Bloomberg Opinion’s Adam Minter struck a chord with a recent post discussing how plastic recycling can work. Minter’s main point was spot on, but his presentation was somewhat misleading. Like so many others unable to see that the recycling picture isn’t so rosy, he asserts that the idea that plastic recycling doesn’t work is a myth.
There are plenty on the anti-recycling side unafraid to claim that plastic recycling is a myth. Some even go so far as to call it an outright lie. Both they and those who take Minter’s position are playing the two ends of the spectrum. The truth is somewhere in the middle.
How can that be? Because they are not defining their terms. In addition, neither side admits that they are on the far ends of the spectrum. Neither side actually comes to the middle to see the real picture of plastic recycling.

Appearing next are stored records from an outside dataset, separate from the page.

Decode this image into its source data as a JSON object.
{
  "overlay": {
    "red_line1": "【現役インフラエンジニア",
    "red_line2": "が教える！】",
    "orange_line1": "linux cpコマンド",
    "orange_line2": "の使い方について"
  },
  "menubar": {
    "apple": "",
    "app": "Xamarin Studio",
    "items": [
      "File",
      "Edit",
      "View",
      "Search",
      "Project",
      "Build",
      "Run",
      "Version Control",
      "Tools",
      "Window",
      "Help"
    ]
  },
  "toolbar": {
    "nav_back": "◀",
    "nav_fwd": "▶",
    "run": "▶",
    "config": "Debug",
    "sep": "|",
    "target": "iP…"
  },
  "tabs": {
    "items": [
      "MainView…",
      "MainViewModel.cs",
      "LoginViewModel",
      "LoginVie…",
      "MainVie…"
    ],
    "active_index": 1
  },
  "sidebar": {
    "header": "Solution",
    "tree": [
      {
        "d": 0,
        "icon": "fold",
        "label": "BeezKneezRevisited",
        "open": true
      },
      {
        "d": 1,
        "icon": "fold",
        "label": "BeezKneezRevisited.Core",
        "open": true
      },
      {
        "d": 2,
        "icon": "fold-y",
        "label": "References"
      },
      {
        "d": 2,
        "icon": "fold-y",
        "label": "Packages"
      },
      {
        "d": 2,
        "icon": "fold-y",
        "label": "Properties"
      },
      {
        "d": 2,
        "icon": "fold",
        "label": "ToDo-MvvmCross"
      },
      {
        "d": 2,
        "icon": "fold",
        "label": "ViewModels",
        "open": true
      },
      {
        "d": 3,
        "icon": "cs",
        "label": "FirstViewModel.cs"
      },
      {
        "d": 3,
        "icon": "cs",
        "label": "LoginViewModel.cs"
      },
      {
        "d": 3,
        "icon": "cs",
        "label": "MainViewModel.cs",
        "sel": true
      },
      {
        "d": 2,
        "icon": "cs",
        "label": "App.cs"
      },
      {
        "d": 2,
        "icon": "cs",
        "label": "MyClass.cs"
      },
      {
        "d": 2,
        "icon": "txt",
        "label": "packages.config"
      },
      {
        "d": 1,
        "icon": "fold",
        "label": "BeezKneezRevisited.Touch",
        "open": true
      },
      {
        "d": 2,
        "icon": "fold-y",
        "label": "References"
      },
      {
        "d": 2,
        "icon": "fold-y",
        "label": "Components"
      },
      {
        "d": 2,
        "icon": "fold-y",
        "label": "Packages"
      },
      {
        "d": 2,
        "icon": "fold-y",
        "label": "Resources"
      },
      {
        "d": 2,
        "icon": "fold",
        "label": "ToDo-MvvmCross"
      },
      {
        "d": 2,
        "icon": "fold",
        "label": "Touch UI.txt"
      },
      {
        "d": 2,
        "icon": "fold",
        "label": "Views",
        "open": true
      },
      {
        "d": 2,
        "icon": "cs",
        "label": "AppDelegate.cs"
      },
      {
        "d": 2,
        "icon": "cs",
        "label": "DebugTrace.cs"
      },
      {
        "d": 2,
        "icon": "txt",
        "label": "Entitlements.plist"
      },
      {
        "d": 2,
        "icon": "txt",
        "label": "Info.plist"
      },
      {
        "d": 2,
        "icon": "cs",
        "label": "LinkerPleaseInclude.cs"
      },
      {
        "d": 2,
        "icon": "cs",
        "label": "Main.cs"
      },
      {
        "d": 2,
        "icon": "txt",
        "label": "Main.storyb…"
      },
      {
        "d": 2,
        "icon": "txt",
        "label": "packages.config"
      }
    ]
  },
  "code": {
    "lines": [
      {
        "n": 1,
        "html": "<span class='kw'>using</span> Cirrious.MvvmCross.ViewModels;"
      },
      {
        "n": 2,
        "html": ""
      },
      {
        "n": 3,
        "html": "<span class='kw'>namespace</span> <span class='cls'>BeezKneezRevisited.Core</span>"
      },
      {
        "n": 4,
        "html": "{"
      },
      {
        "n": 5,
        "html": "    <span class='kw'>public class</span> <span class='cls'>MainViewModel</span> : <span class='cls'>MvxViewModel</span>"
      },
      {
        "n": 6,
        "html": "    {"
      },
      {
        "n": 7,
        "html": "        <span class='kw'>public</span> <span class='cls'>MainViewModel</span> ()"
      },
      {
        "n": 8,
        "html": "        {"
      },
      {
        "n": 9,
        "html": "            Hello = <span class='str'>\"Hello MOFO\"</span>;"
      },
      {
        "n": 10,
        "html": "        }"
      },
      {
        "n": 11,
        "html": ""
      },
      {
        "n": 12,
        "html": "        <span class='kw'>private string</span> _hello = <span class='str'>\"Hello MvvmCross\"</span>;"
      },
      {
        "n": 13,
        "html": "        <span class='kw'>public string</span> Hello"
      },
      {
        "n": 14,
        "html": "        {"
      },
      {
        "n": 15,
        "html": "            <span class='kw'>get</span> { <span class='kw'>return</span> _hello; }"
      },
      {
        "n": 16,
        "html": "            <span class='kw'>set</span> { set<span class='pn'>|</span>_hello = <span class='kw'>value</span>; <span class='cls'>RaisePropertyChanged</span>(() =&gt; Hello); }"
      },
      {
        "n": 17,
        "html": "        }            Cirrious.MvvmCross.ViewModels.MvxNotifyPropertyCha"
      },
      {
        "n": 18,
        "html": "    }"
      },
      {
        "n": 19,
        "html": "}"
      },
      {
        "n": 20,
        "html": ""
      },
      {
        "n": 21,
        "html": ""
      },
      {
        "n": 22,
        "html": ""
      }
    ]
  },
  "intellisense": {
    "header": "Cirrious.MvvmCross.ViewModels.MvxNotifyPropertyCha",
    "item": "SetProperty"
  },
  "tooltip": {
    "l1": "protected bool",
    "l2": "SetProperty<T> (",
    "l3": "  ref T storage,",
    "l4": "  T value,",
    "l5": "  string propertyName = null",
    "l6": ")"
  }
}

Residential Plastic Recycling
Those that maintain plastic recycling is a myth are speaking exclusively of residential plastic recycling. They aren’t wrong. Whether critics like it or not, upwards of 90% of consumer and residential plastics end up in landfills. It is not being recycled. So anyone who claims wide-scale recycling success is perpetuating a myth.
On the other hand, Minter actually toured a very successful Minnesota recycling plant in preparation for his piece. What he witnessed was not residential recycling. The company did not bring in hordes of recyclables taken from curbside bins and turn them into sheer profit. Rather, the company practices a specialized form of industrial plastic recycling. That makes an enormous difference.
Plastic recycling isn’t a myth in the industrial sector. Tennessee-based Seraphim Plastics proves it every day. Like the Minnesota company, Seraphim actually purchases industrial scrap plastic from companies in seven states. They transform it into regrind and sell it to manufacturers.
Only One Works
The myth that says plastic recycling isn’t a myth is rooted in industrial recycling. When you compare what Seraphim Plastics does against what most municipal recycling programs do, you discover that only one model works. That model is the industrial model.
Up in Minnesota, Minter was shown a load of plastic lids that were supposed to be used to close wipe containers. For whatever reason, the lids could not be used by the manufacturer. They were sent for recycling. The lids were eventually to be turned into components for plastic flower pots.
That is a far cry from taking a load of filthy residential plastics, sorting them from the trash, cleaning everything, and then sending what you have remaining off to buyers. This is why the residential model doesn’t work. This is why it truly is a myth.
The Useless Curbside Bin
Across America, homeowners put those useless curbside bins out with the trash every week. They dutifully do so under the false impression that their plastics will be recycled. It rarely happens. Nearly all that plastic ends up in a landfill.
In fairness, Minter’s main point is still valid: plastic recycling does work. It works when it is done following the industrial model, which is truly the key to ending the plastic problem. We can solve the residential plastic issue once and for all if we scrap the residential model and start over with an industrial model.
If we don’t, residential plastic recycling will continue to be a myth irrespective of how many pro-recycling advocates insist otherwise. Their myth is no more truthful than the one they are trying to dispel.